My cousin Sam is raising another man's child. His wife already had a young daughter when they met, and as Sam and his wife became closer and got married, the daughter gradually came under his care. Now she lives in his house and calls him Dad and pretty much adores him, and they're a happy little family. Sam is investing huge amounts of money and time into another man's daughter, giving up his chance to have any genetic children of his own, and he's happy about it.
My other cousin Lucy has a simpler story. She just doesn't have any children and never plans to have any.

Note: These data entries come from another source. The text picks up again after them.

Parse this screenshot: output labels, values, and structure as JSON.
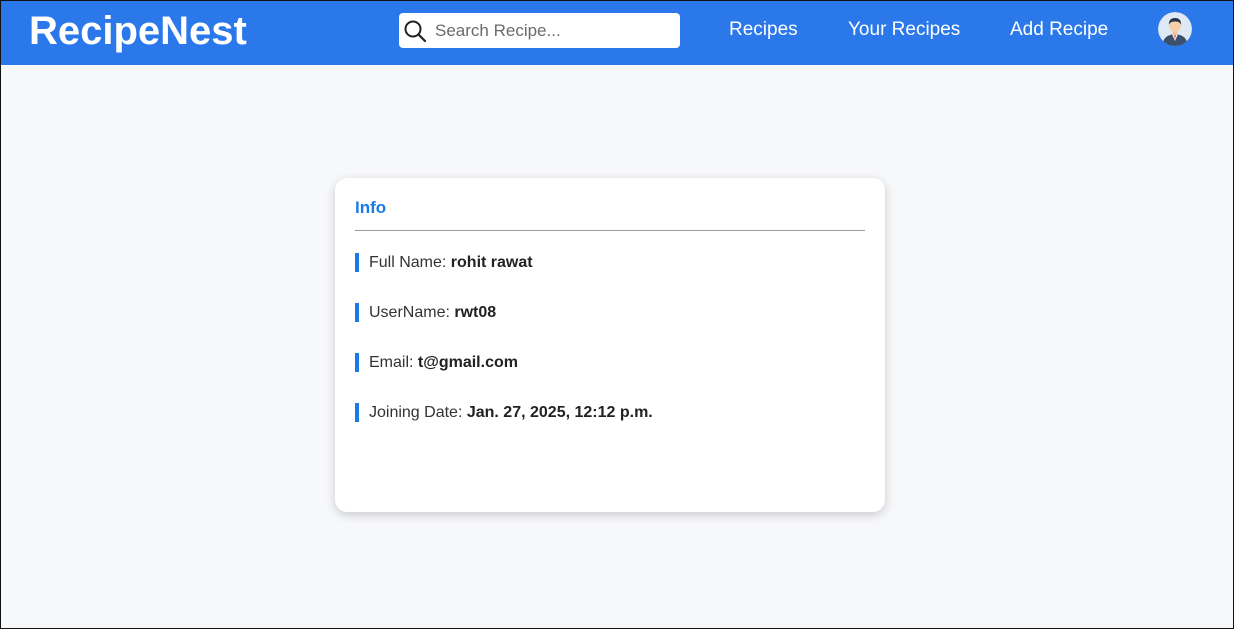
{
  "header": {
    "brand": "RecipeNest",
    "search": {
      "placeholder": "Search Recipe...",
      "value": "",
      "icon": "search-icon"
    },
    "nav": {
      "recipes": "Recipes",
      "your_recipes": "Your Recipes",
      "add_recipe": "Add Recipe"
    },
    "avatar_icon": "user-avatar-icon"
  },
  "info_card": {
    "title": "Info",
    "rows": [
      {
        "label": "Full Name: ",
        "value": "rohit rawat"
      },
      {
        "label": "UserName: ",
        "value": "rwt08"
      },
      {
        "label": "Email: ",
        "value": "t@gmail.com"
      },
      {
        "label": "Joining Date: ",
        "value": "Jan. 27, 2025, 12:12 p.m."
      }
    ]
  },
  "colors": {
    "navbar": "#2a78ea",
    "accent": "#1a7ae8",
    "page_background": "#f7f8fa",
    "card_background": "#ffffff"
  }
}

So they're two out of millions of people who have voluntarily given up on evolutionary fitness. Sam and Lucy's genes are going nowhere because of the choices they've made. And they're what I think of when I read those "evolutionary psychology" articles about how everything humans do is all about maximizing our fitness and making sure our kids are ours and our seed is spread. (These articles, incidentally, and I'd provide links if I had a proper computer to type this on, have a charming tendency to think fitness consists of getting laid, rather than getting laid and conceiving a child and raising them to adulthood. Steps 2 and 3 there are actually pretty significant.) It seems ridiculous to me to suggest that Lucy is somehow subconciously attracted to men with good genes for her children, when she very consciously isn't using anyone's genes for anything. Or that Sam and his wife's relationship is based in ensuring the fatherhood of children, when they know damn well he's not the genetic father.
Obviously humans are evolved animals, and our history has selected for those who passed on their genes. But in our case selection has led us toward intelligence, and that complicates things. It means that human behavior really can't all be explained in terms of reproduction. It has to be seen in light of us being human.